У меня тридцать лет акушерского стажа…"
"Я всю жизнь живу в слове… Со словом…
"Преподаю в школе русский язык и литературу. Это, кажется, было в начале июня, шли экзамены. Вдруг директор школы собирает нас и объявляет: «Завтра всем прийти с лопатами». Выяснилось: мы должны снять верхний заражённый слой земли вокруг школьных зданий, а потом приедут солдаты и заасфальтируют. Вопросы: «Какие выдадут защитные средства? Привезут ли специальные костюмы, респираторы?» Ответили, что нет. «Возьмите лопаты и будете копать». Только двое молодых учителей отказались, а остальные пошли и копали. Подавленность и в то же время чувство исполненного долга, живёт это в нас: быть там, где трудно, опасно, защищать родину. Разве я чему-то другому учила своих учеников, только этому: пойти, броситься в огонь, защищать, жертвовать. Литература, которую я преподавала, она не о жизни, она о войне. О смерти. Шолохов, Серафимович, Фурманов, Фадеев… Борис Полевой… Только двое молодых учителей отказались. Но они из нового поколения… Это уже другие люди…
Рыли землю с утра до вечера. Когда возвращались домой, казалось странным, что работают городские магазины, женщины покупают чулки, духи. В нас уже жили военные ощущения. И было куда понятнее, когда вдруг появились очереди за хлебом, солью, спичками… Все кинулись сушить сухари… Мыли пол по пять-шесть раз в день, законопатили окно. Все время слушали радио. Это поведение показалось мне знакомым, хотя я родилась после войны.
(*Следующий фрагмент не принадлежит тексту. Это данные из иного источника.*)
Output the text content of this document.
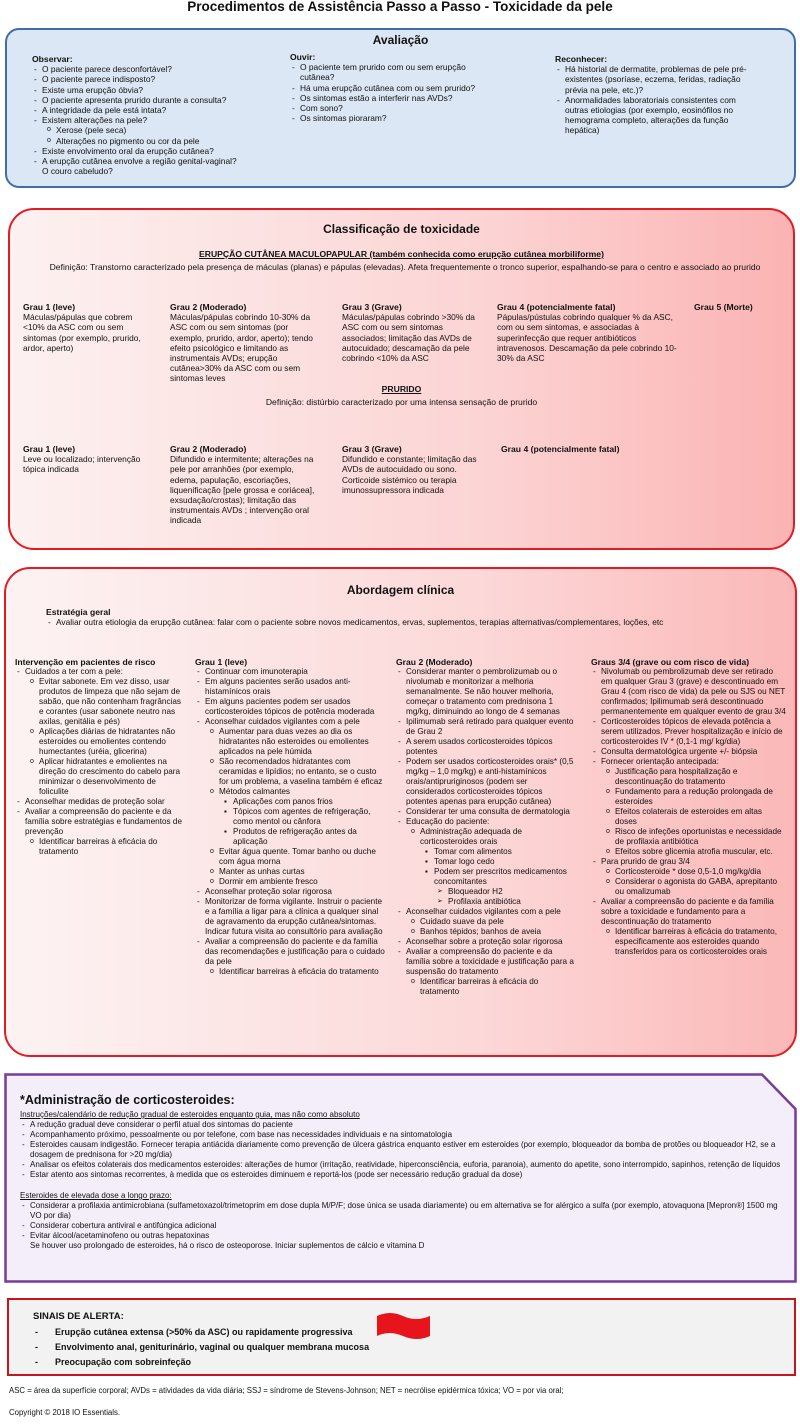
Procedimentos de Assistência Passo a Passo - Toxicidade da pele
Avaliação
Observar:
- O paciente parece desconfortável?
- O paciente parece indisposto?
- Existe uma erupção óbvia?
- O paciente apresenta prurido durante a consulta?
- A integridade da pele está intata?
- Existem alterações na pele?
o Xerose (pele seca)
o Alterações no pigmento ou cor da pele
- Existe envolvimento oral da erupção cutânea?
- A erupção cutânea envolve a região genital-vaginal? O couro cabeludo?
Ouvir:
- O paciente tem prurido com ou sem erupção cutânea?
- Há uma erupção cutânea com ou sem prurido?
- Os sintomas estão a interferir nas AVDs?
- Com sono?
- Os sintomas pioraram?
Reconhecer:
- Há historial de dermatite, problemas de pele pré-existentes (psoríase, eczema, feridas, radiação prévia na pele, etc.)?
- Anormalidades laboratoriais consistentes com outras etiologias (por exemplo, eosinófilos no hemograma completo, alterações da função hepática)
Classificação de toxicidade
ERUPÇÃO CUTÂNEA MACULOPAPULAR (também conhecida como erupção cutânea morbiliforme)
Definição: Transtorno caracterizado pela presença de máculas (planas) e pápulas (elevadas). Afeta frequentemente o tronco superior, espalhando-se para o centro e associado ao prurido
Grau 1 (leve)
Máculas/pápulas que cobrem <10% da ASC com ou sem sintomas (por exemplo, prurido, ardor, aperto)
Grau 2 (Moderado)
Máculas/pápulas cobrindo 10-30% da ASC com ou sem sintomas (por exemplo, prurido, ardor, aperto); tendo efeito psicológico e limitando as instrumentais AVDs; erupção cutânea>30% da ASC com ou sem sintomas leves
Grau 3 (Grave)
Máculas/pápulas cobrindo >30% da ASC com ou sem sintomas associados; limitação das AVDs de autocuidado; descamação da pele cobrindo <10% da ASC
Grau 4 (potencialmente fatal)
Pápulas/pústulas cobrindo qualquer % da ASC, com ou sem sintomas, e associadas à superinfecção que requer antibióticos intravenosos. Descamação da pele cobrindo 10-30% da ASC
Grau 5 (Morte)
PRURIDO
Definição: distúrbio caracterizado por uma intensa sensação de prurido
Grau 1 (leve)
Leve ou localizado; intervenção tópica indicada
Grau 2 (Moderado)
Difundido e intermitente; alterações na pele por arranhões (por exemplo, edema, papulação, escoriações, liquenificação [pele grossa e coriácea], exsudação/crostas); limitação das instrumentais AVDs ; intervenção oral indicada
Grau 3 (Grave)
Difundido e constante; limitação das AVDs de autocuidado ou sono. Corticoide sistémico ou terapia imunossupressora indicada
Grau 4 (potencialmente fatal)
Abordagem clínica
Estratégia geral
- Avaliar outra etiologia da erupção cutânea: falar com o paciente sobre novos medicamentos, ervas, suplementos, terapias alternativas/complementares, loções, etc
Intervenção em pacientes de risco
- Cuidados a ter com a pele:
o Evitar sabonete. Em vez disso, usar produtos de limpeza que não sejam de sabão, que não contenham fragrâncias e corantes (usar sabonete neutro nas axilas, genitália e pés)
o Aplicações diárias de hidratantes não esteroides ou emolientes contendo humectantes (uréia, glicerina)
o Aplicar hidratantes e emolientes na direção do crescimento do cabelo para minimizar o desenvolvimento de foliculite
- Aconselhar medidas de proteção solar
- Avaliar a compreensão do paciente e da família sobre estratégias e fundamentos de prevenção
o Identificar barreiras à eficácia do tratamento
Grau 1 (leve)
- Continuar com imunoterapia
- Em alguns pacientes serão usados anti-histamínicos orais
- Em alguns pacientes podem ser usados corticosteroides tópicos de potência moderada
- Aconselhar cuidados vigilantes com a pele
o Aumentar para duas vezes ao dia os hidratantes não esteroides ou emolientes aplicados na pele húmida
o São recomendados hidratantes com ceramidas e lipídios; no entanto, se o custo for um problema, a vaselina também é eficaz
o Métodos calmantes
▪ Aplicações com panos frios
▪ Tópicos com agentes de refrigeração, como mentol ou cânfora
▪ Produtos de refrigeração antes da aplicação
o Evitar água quente. Tomar banho ou duche com água morna
o Manter as unhas curtas
o Dormir em ambiente fresco
- Aconselhar proteção solar rigorosa
- Monitorizar de forma vigilante. Instruir o paciente e a família a ligar para a clínica a qualquer sinal de agravamento da erupção cutânea/sintomas. Indicar futura visita ao consultório para avaliação
- Avaliar a compreensão do paciente e da família das recomendações e justificação para o cuidado da pele
o Identificar barreiras à eficácia do tratamento
Grau 2 (Moderado)
- Considerar manter o pembrolizumab ou o nivolumab e monitorizar a melhoria semanalmente. Se não houver melhoria, começar o tratamento com prednisona 1 mg/kg, diminuindo ao longo de 4 semanas
- Ipilimumab será retirado para qualquer evento de Grau 2
- A serem usados corticosteroides tópicos potentes
- Podem ser usados corticosteroides orais* (0,5 mg/kg – 1,0 mg/kg) e anti-histamínicos orais/antipruriginosos (podem ser considerados corticosteroides tópicos potentes apenas para erupção cutânea)
- Considerar ter uma consulta de dermatologia
- Educação do paciente:
o Administração adequada de corticosteroides orais
▪ Tomar com alimentos
▪ Tomar logo cedo
▪ Podem ser prescritos medicamentos concomitantes
➢ Bloqueador H2
➢ Profilaxia antibiótica
- Aconselhar cuidados vigilantes com a pele
o Cuidado suave da pele
o Banhos tépidos; banhos de aveia
- Aconselhar sobre a proteção solar rigorosa
- Avaliar a compreensão do paciente e da família sobre a toxicidade e justificação para a suspensão do tratamento
o Identificar barreiras à eficácia do tratamento
Graus 3/4 (grave ou com risco de vida)
- Nivolumab ou pembrolizumab deve ser retirado em qualquer Grau 3 (grave) e descontinuado em Grau 4 (com risco de vida) da pele ou SJS ou NET confirmados; Ipilimumab será descontinuado permanentemente em qualquer evento de grau 3/4
- Corticosteroides tópicos de elevada potência a serem utilizados. Prever hospitalização e início de corticosteroides IV * (0,1-1 mg/ kg/dia)
- Consulta dermatológica urgente +/- biópsia
- Fornecer orientação antecipada:
o Justificação para hospitalização e descontinuação do tratamento
o Fundamento para a redução prolongada de esteroides
o Efeitos colaterais de esteroides em altas doses
o Risco de infeções oportunistas e necessidade de profilaxia antibiótica
o Efeitos sobre glicemia atrofia muscular, etc.
- Para prurido de grau 3/4
o Corticosteroide * dose 0,5-1,0 mg/kg/dia
o Considerar o agonista do GABA, aprepitanto ou omalizumab
- Avaliar a compreensão do paciente e da família sobre a toxicidade e fundamento para a descontinuação do tratamento
o Identificar barreiras à eficácia do tratamento, especificamente aos esteroides quando transferidos para os corticosteroides orais
*Administração de corticosteroides:
Instruções/calendário de redução gradual de esteroides enquanto guia, mas não como absoluto
- A redução gradual deve considerar o perfil atual dos sintomas do paciente
- Acompanhamento próximo, pessoalmente ou por telefone, com base nas necessidades individuais e na sintomatologia
- Esteroides causam indigestão. Fornecer terapia antiácida diariamente como prevenção de úlcera gástrica enquanto estiver em esteroides (por exemplo, bloqueador da bomba de protões ou bloqueador H2, se a dosagem de prednisona for >20 mg/dia)
- Analisar os efeitos colaterais dos medicamentos esteroides: alterações de humor (irritação, reatividade, hiperconsciência, euforia, paranoia), aumento do apetite, sono interrompido, sapinhos, retenção de líquidos
- Estar atento aos sintomas recorrentes, à medida que os esteroides diminuem e reportá-los (pode ser necessário redução gradual da dose)
Esteroides de elevada dose a longo prazo:
- Considerar a profilaxia antimicrobiana (sulfametoxazol/trimetoprim em dose dupla M/P/F; dose única se usada diariamente) ou em alternativa se for alérgico a sulfa (por exemplo, atovaquona [Mepron®] 1500 mg VO por dia)
- Considerar cobertura antiviral e antifúngica adicional
- Evitar álcool/acetaminofeno ou outras hepatoxinas
Se houver uso prolongado de esteroides, há o risco de osteoporose. Iniciar suplementos de cálcio e vitamina D
SINAIS DE ALERTA:
- Erupção cutânea extensa (>50% da ASC) ou rapidamente progressiva
- Envolvimento anal, geniturinário, vaginal ou qualquer membrana mucosa
- Preocupação com sobreinfeção
ASC = área da superfície corporal; AVDs = atividades da vida diária; SSJ = síndrome de Stevens-Johnson; NET = necrólise epidérmica tóxica; VO = por via oral;
Copyright © 2018 IO Essentials.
Пыталась анализировать свои чувства и поразилась тому, насколько быстро перестроилась моя психика, каким-то непостижимым образом мне оказался знаком военный опыт. Могла себе представить, как брошу дом, как мы с детьми уедем, какие вещи возьмём, что напишу маме. Хотя вокруг текла обычная мирная жизнь, по телевизору показывали кинокомедии.
Нам память подсказывала… Мы всегда жили в ужасе, мы умеем жить в ужасе, это – наша среда обитания.
Тут нашему народу нет равных…"
"Я не была на войне… Но мне это напомнило…
Солдаты заходили в деревни и эвакуировали людей. Деревенские улицы были забиты военной техникой: бронетранспортёры, грузовые машины под зелёным брезентом, даже танки. Люди покидали свои дома в присутствии солдат, действовало это угнетающе, особенно на тех, кто пережил войну. Сначала винили русских – они виноваты, их станция… Следом: «Коммунисты виноваты…» Сердце стучало от неземного страха…
Нас обманули. Пообещали, что мы через три дня вернёмся. Оставили мы дом, баню, резной колодец, старый сад. Ночью перед отъездом я вышла в сад и увидела, как раскрылись цветы. А утром все упали. Мама не смогла пережить переселение. Через год она умерла. У меня два сна повторяются… Первый – я вижу наш пустой дом, а второй – возле нашей калитки, среди георгин стоит моя мама… Живая… И улыбается…
Все время сравнивают с войной. Но … войну можно понять. О войне мне отец рассказывал, я книги читала…. А тут? Осталось от нашей деревни три кладбища: на одном люди лежат, оно старое, на втором – расстрелянные собаки и кошки, которых мы бросили, на третьем – наши дома.